After a quick catch-up on each other's lives and a good old-fashioned gossiping session, Inez and I said goodbye to Kris, and continued the afternoon with some vintage shopping.

It was the first day of the sales at Think Twice, our favourite chain of vintage shops, and everything was 30% off.



Nevertheless, I only bought two items: an almost pristine pair of shiny black open heeled shoes, and a short-sleeved green Tricel jumper closing with a zip at the back. Look at those cute little bows on the front!






Here's to hoping for a more sunny outlook next week, and some blue skies outside my office window.

Until then, I seem to be providing the only bit of colour in a sea of grey ...



woensdag 8 februari 2017

Second nature

Entering a flea market always makes my heart go a-flutter with butterflies of excitement.

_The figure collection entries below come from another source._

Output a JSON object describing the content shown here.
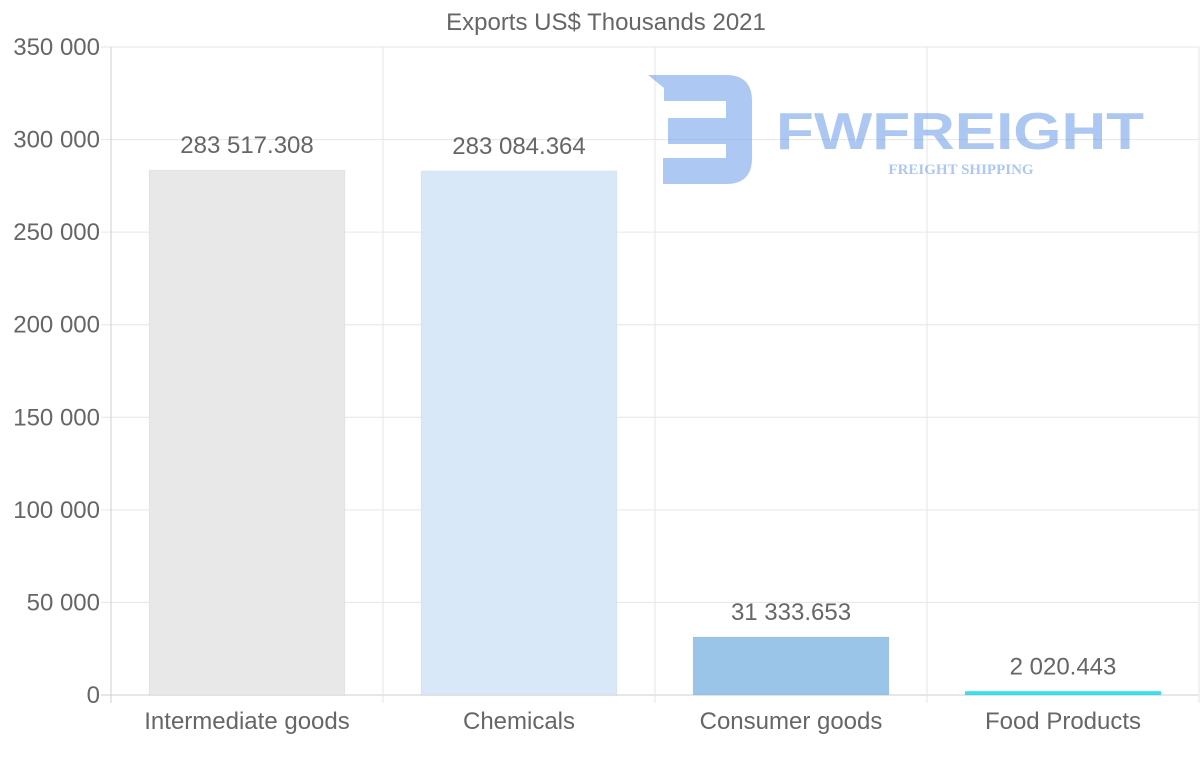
{
  "chart_data": {
    "type": "bar",
    "title": "Exports US$ Thousands 2021",
    "categories": [
      "Intermediate goods",
      "Chemicals",
      "Consumer goods",
      "Food Products"
    ],
    "values": [
      283517.308,
      283084.364,
      31333.653,
      2020.443
    ],
    "value_labels": [
      "283 517.308",
      "283 084.364",
      "31 333.653",
      "2 020.443"
    ],
    "colors": [
      "#e8e8e8",
      "#d8e8f8",
      "#9ac4e8",
      "#3ae0ea"
    ],
    "ylim": [
      0,
      350000
    ],
    "yticks": [
      0,
      50000,
      100000,
      150000,
      200000,
      250000,
      300000,
      350000
    ],
    "ytick_labels": [
      "0",
      "50 000",
      "100 000",
      "150 000",
      "200 000",
      "250 000",
      "300 000",
      "350 000"
    ],
    "xlabel": "",
    "ylabel": "",
    "grid": true,
    "legend": "none"
  },
  "watermark": {
    "brand": "FWFREIGHT",
    "tagline": "FREIGHT SHIPPING",
    "color": "#6a9be8"
  }
}
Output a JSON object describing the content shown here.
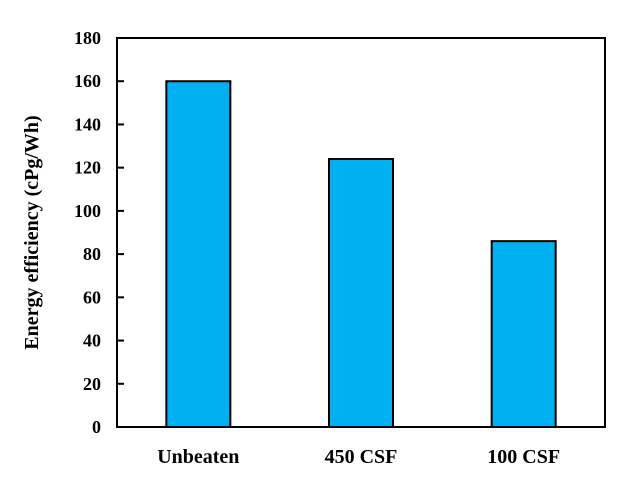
{
  "chart_data": {
    "type": "bar",
    "title": "",
    "xlabel": "",
    "ylabel": "Energy efficiency (cPg/Wh)",
    "categories": [
      "Unbeaten",
      "450 CSF",
      "100 CSF"
    ],
    "values": [
      160,
      124,
      86
    ],
    "ylim": [
      0,
      180
    ],
    "yticks": [
      "0",
      "20",
      "40",
      "60",
      "80",
      "100",
      "120",
      "140",
      "160",
      "180"
    ],
    "grid": false,
    "legend": "none",
    "bar_color": "#00B0F0",
    "bar_edge_color": "#000000"
  }
}
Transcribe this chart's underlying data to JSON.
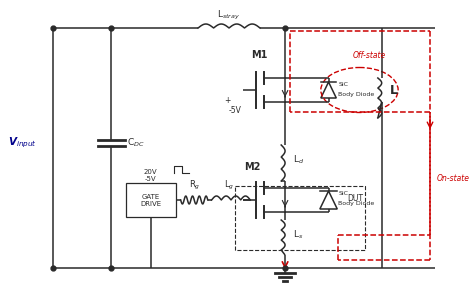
{
  "bg_color": "#ffffff",
  "line_color": "#2a2a2a",
  "red_dashed_color": "#cc0000",
  "blue_text_color": "#00008B",
  "fig_width": 4.74,
  "fig_height": 2.96,
  "dpi": 100,
  "labels": {
    "Vinput": "V$_{input}$",
    "CDC": "C$_{DC}$",
    "Lstray": "L$_{stray}$",
    "M1": "M1",
    "M2": "M2",
    "L": "L",
    "Ld": "L$_d$",
    "Lg": "L$_g$",
    "Ls": "L$_s$",
    "Rg": "R$_g$",
    "DUT": "DUT",
    "offstate": "Off-state",
    "onstate": "On-state",
    "SiC1": "SiC",
    "BodyDiode1": "Body Diode",
    "SiC2": "SiC",
    "BodyDiode2": "Body Diode",
    "gate_drive": "GATE\nDRIVE",
    "voltage_label": "20V\n-5V",
    "minus5V": "-5V",
    "plus": "+"
  }
}
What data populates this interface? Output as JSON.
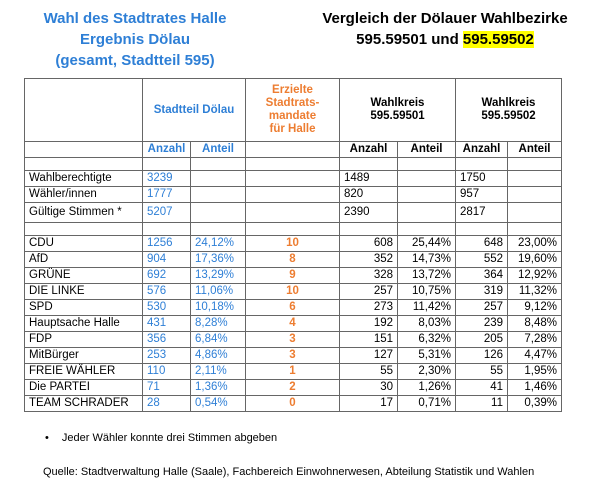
{
  "title_left": {
    "line1": "Wahl des Stadtrates Halle",
    "line2": "Ergebnis Dölau",
    "line3": "(gesamt, Stadtteil 595)"
  },
  "title_right": {
    "line1": "Vergleich der Dölauer Wahlbezirke",
    "line2_plain": "595.59501 und ",
    "line2_highlight": "595.59502"
  },
  "header": {
    "stadtteil": "Stadtteil Dölau",
    "mandate": [
      "Erzielte",
      "Stadtrats-",
      "mandate",
      "für Halle"
    ],
    "wk1": [
      "Wahlkreis",
      "595.59501"
    ],
    "wk2": [
      "Wahlkreis",
      "595.59502"
    ],
    "anzahl": "Anzahl",
    "anteil": "Anteil"
  },
  "general_rows": [
    {
      "label": "Wahlberechtigte",
      "anzahl": "3239",
      "wk1": "1489",
      "wk2": "1750"
    },
    {
      "label": "Wähler/innen",
      "anzahl": "1777",
      "wk1": "820",
      "wk2": "957"
    },
    {
      "label": "Gültige Stimmen *",
      "anzahl": "5207",
      "wk1": "2390",
      "wk2": "2817"
    }
  ],
  "party_rows": [
    {
      "party": "CDU",
      "anzahl": "1256",
      "anteil": "24,12%",
      "mandate": "10",
      "wk1_anzahl": "608",
      "wk1_anteil": "25,44%",
      "wk2_anzahl": "648",
      "wk2_anteil": "23,00%"
    },
    {
      "party": "AfD",
      "anzahl": "904",
      "anteil": "17,36%",
      "mandate": "8",
      "wk1_anzahl": "352",
      "wk1_anteil": "14,73%",
      "wk2_anzahl": "552",
      "wk2_anteil": "19,60%"
    },
    {
      "party": "GRÜNE",
      "anzahl": "692",
      "anteil": "13,29%",
      "mandate": "9",
      "wk1_anzahl": "328",
      "wk1_anteil": "13,72%",
      "wk2_anzahl": "364",
      "wk2_anteil": "12,92%"
    },
    {
      "party": "DIE LINKE",
      "anzahl": "576",
      "anteil": "11,06%",
      "mandate": "10",
      "wk1_anzahl": "257",
      "wk1_anteil": "10,75%",
      "wk2_anzahl": "319",
      "wk2_anteil": "11,32%"
    },
    {
      "party": "SPD",
      "anzahl": "530",
      "anteil": "10,18%",
      "mandate": "6",
      "wk1_anzahl": "273",
      "wk1_anteil": "11,42%",
      "wk2_anzahl": "257",
      "wk2_anteil": "9,12%"
    },
    {
      "party": "Hauptsache Halle",
      "anzahl": "431",
      "anteil": "8,28%",
      "mandate": "4",
      "wk1_anzahl": "192",
      "wk1_anteil": "8,03%",
      "wk2_anzahl": "239",
      "wk2_anteil": "8,48%"
    },
    {
      "party": "FDP",
      "anzahl": "356",
      "anteil": "6,84%",
      "mandate": "3",
      "wk1_anzahl": "151",
      "wk1_anteil": "6,32%",
      "wk2_anzahl": "205",
      "wk2_anteil": "7,28%"
    },
    {
      "party": "MitBürger",
      "anzahl": "253",
      "anteil": "4,86%",
      "mandate": "3",
      "wk1_anzahl": "127",
      "wk1_anteil": "5,31%",
      "wk2_anzahl": "126",
      "wk2_anteil": "4,47%"
    },
    {
      "party": "FREIE WÄHLER",
      "anzahl": "110",
      "anteil": "2,11%",
      "mandate": "1",
      "wk1_anzahl": "55",
      "wk1_anteil": "2,30%",
      "wk2_anzahl": "55",
      "wk2_anteil": "1,95%"
    },
    {
      "party": "Die PARTEI",
      "anzahl": "71",
      "anteil": "1,36%",
      "mandate": "2",
      "wk1_anzahl": "30",
      "wk1_anteil": "1,26%",
      "wk2_anzahl": "41",
      "wk2_anteil": "1,46%"
    },
    {
      "party": "TEAM SCHRADER",
      "anzahl": "28",
      "anteil": "0,54%",
      "mandate": "0",
      "wk1_anzahl": "17",
      "wk1_anteil": "0,71%",
      "wk2_anzahl": "11",
      "wk2_anteil": "0,39%"
    }
  ],
  "footnote": {
    "bullet": "•",
    "text": "Jeder Wähler konnte drei Stimmen abgeben"
  },
  "source": "Quelle:  Stadtverwaltung Halle (Saale), Fachbereich Einwohnerwesen, Abteilung Statistik und Wahlen",
  "colors": {
    "blue": "#2e7fd6",
    "orange": "#ed7d31",
    "highlight": "#ffff00"
  }
}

There's a heady mixture of anticipation and hope that somehow that little serendipitous surprise will cross my path.

The difference with entering a regular shop is that you never, ever know what, if anything, you will come across. It's the thrill of the unexpected which is so appealing. So, in spite of anything you might have in your head, it's good keep your mind wide open and your eyes peeled.



First time visitors can be quite daunted by the jumble of goods on offer, on neatly arranged trestle tables if one is lucky, but more often than not in ill-assorted boxes, spilling the unedited contents of garages, attics and basements.

But practice makes perfect and and soon it becomes second nature to find treasure winking at you from a table full of mundane stuff, peeking out from under a pile of tat or lurking at the bottom of a carton full of broken bits and pieces.


As you know, I'm always on the look out for brooches and unusual handbags, but we often make surprise purchases as well.

I was happy to see the brooch lady at last Saturday's flea market. Eagerly, I started browsing through her folders of brooches. She always brings different folders from her lifetime collection of over 3000 brooches, yielding must-haves every time.




It didn't take long for me to find this Lourdes brooch, top right, which needs a bit of cleaning, then the wreath of orange metal flowers (top left). The posy of red hearted flowers (bottom right) instantly appealed to me. Then, out of the corner of my eye, I spotted the miniature tapestry handbag, which obviously had to be mine!









It really looks like a mini version of the handbag I found at another flea market last spring. Truly a match made in heaven!






















After lunch, we continued our treasure hunt, which is when we found the navy handbags (right and above) languishing in a carton. They were  € 3 each.












The carved ivory coloured plastic beads were a steal at just € 3 too.



At the stall of a lady selling hats and haberdashery, this green depression glass carafe set was hidden among her display of hats.



It's now living on my 1930s marble topped bedside table, where it's feeling quite at home!



Our final purchase was this marble art deco set of bookends, which was only € 4. We were in need of some decent bookends to tame the never-ending stream of books we are bringing back from my dad's. The Shakespeare used to belong to him too!



Speaking of which, we spent Sunday afternoon clearing some more of my dad's stuff. And still we haven't finished sorting through his books! I guess I'm really my father's daughter when it comes to books and I'm sure I inherited my collecting (and hoarding!) gene from him as well ...


These are some of my dad's jazz records, all 10-inch 33 rpm's dating from the 1950s, which have found a loving new home at Dove Cottage.



I can't wait to sort through this box full of assorted family photographs and documents, which will provide hours of entertainment on rainy Sunday afternoons.

I am actually in four of the photographs you can see. Can you spot me?